La vida en la sala se desarrollaba de manera monótona. Durante la mañana, el cuerpo médico, capitaneado por el jefe de sala, nombrado por el profesor, pasaba consulta cama por cama. Revisaba gráficas, ordenaba exploraciones, establecía diagnósticos, dictaba tratamientos… Mientras yo leía novelas de Zane Grey, Jack London... Historias del Lejano Oeste o de Alaska que me hacían olvidar donde estaba, no sé porque, algunos médicos internos se extrañaban al verme hacerlo. Una vez a la semana, “el gran jefe”, el genio, el profesor, don Carlos, pasaba esa visita. Ese día, temprano, Sor Ramona multiplicaba su actividad. Se dedicaba a requisar todas las manzanas que los enfermos pudieran tener en sus mesillas ¡El gran jefe, no toleraba el olor a manzana!

Era, tras la comida cuando los habitantes de la sala podían establecer un cierto orden independiente en el que, cada cual, distribuía el tiempo de acuerdo con sus aficiones: Fumar a escondidas sor Ramona les pillaba casi siempre, lectura, paseos…El grupo más numeroso se reunía alrededor de mi cama; me enseñaban a jugar al ajedrez, a las damas…, hubo días en los que llegué a jugar diez partidas de ajedrez; siempre había alguien dispuesto, o no, a dejarse ganar.

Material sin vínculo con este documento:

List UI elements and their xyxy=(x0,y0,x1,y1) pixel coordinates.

Al principio, me daban la “dama” de ventaja, luego, cuando se equilibraron las fuerzas, esa concesión dejó de ser necesaria. Al mus, me enseñó a jugar el fraile franciscano.

Las tardes de jueves y domingos eran diferentes. Había visita, la sala se llenaba de gente y mi cama estaba rodeada por familiares y amigos que me llevaban elementos de entretenimiento, lectura sobre todo. Esas tardes, los rostros de los internos que no tenían familia o, simplemente, estaba lejos, expresaban una tristeza especial.


Otra monja del hospital, sor María, pasaba esas tardes, cama por cama, pidiendo, con una hucha, “para los pobres de los suburbios” según decía ella. Muchos de mis tíos y primos venían a visitarme y  hacían que la hucha engordara al pasar por mi cama. Se estableció una buena relación entre mi madre y la monja y la casualidad hizo que la parroquia donde tenía el dispensario y prestaba la ayuda a los pobres fuese la que correspondía a mi domicilio. Cuando volví a casa, nos sirvió de gran ayuda dándonos algunas de las medicinas que necesitaba, incluso iba a mi casa a inyectarme el antibiótico. Se estableció entre ellas un lazo de amistad y agradecimiento que hizo que mi madre, hasta que falleció,  la siguiese visitando en la comunidad de hermanas después de que su avanzada edad y una enfermedad cardíaca le hicieran abandonar su labor en el barrio. Yo continué con esas visitas hasta el fallecimiento de sor María.